Federal Government Trust: Historical Trend
Percentage trusting federal government to do what is right "just about always" or "most of the time." Source: Pew Research Center Trust in Government series, 1958–2026.
| Year | Trust % | Context |
|---|---|---|
| 1964 | 75% | Post-JFK, Great Society optimism |
| 1972 | 53% | Vietnam War, Watergate beginning |
| 1980 | 27% | Post-Watergate, Iran hostages, stagflation |
| 2001 | 57% | Post-9/11 unity surge |
| 2007 | 24% | Iraq War, Bush second term |
| 2017 | 20% | Trump first term — partisan division |
| 2021 | 24% | Biden honeymoon, COVID relief |
| 2023 | 27% | Post-2022 midterm, modest recovery |
| 2026 | 20% | Trump second term DOGE era — 40-year low |
Confidence by Institution (April 2026)
Congress
Congress approval has rarely exceeded 25% since 2008. The current 15% reflects bipartisan disgust: Republicans disapprove of Democratic obstruction; Democrats disapprove of Republican governance. Only 8% of independents approve. Congress is structurally unpopular.
Supreme Court
Post-Dobbs, SCOTUS polling dropped from 53% to the low 40s. The current 43% remains below pre-2022 norms. The Court's conservative 6-3 supermajority and its series of high-profile decisions on abortion, executive power, and gun rights have sustained partisan polarization of court views.
Military
The US military remains the most trusted institution in American life by a wide margin. 71% express "great deal" or "quite a lot" of confidence. The number has declined modestly from 73% in 2023, with the Hegseth confirmation and DOGE defense workforce questions introducing some uncertainty.

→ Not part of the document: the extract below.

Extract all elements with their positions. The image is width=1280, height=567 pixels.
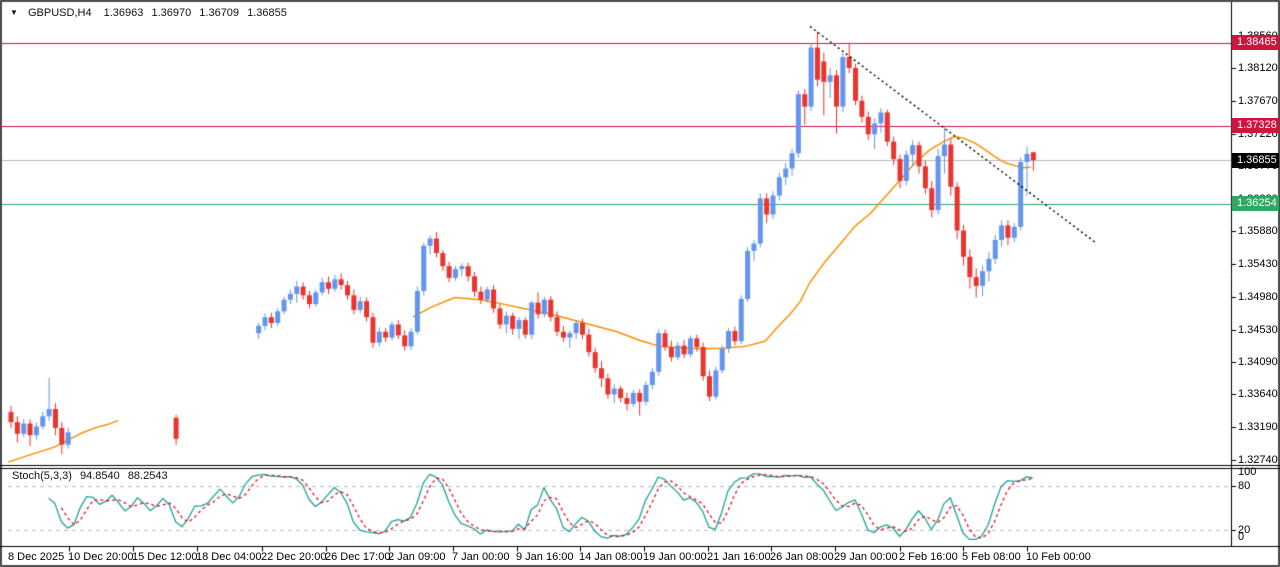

Electoral Implications of Low Trust
Low institutional trust historically benefits the out-party in midterm elections. When voters distrust governing institutions, they tend to punish the party in power. However, the current pattern is unusual: trust is low across the board, including in Congress (controlled by Republicans) and the federal government broadly (under Republican executive control).

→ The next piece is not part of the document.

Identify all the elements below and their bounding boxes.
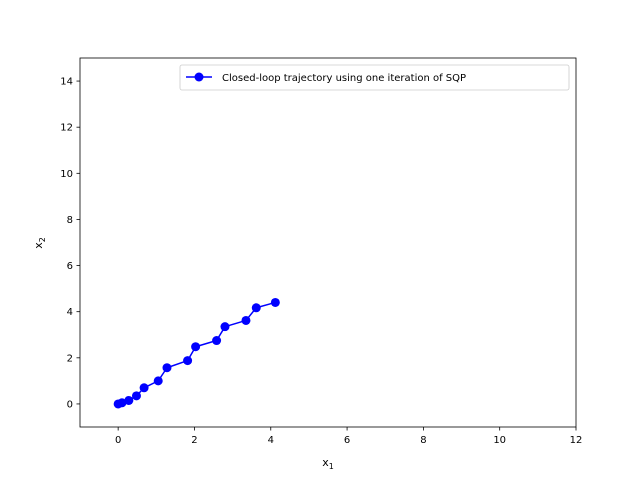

The specific mechanism: voters who distrust government are more likely to vote in midterm elections when that distrust is directed at the ruling party. The 2026 environment, with a Democratic generic ballot lead of D+6, suggests that institutional frustration is currently channeled primarily as opposition to the ruling Republican coalition rather than as general anti-incumbency sentiment.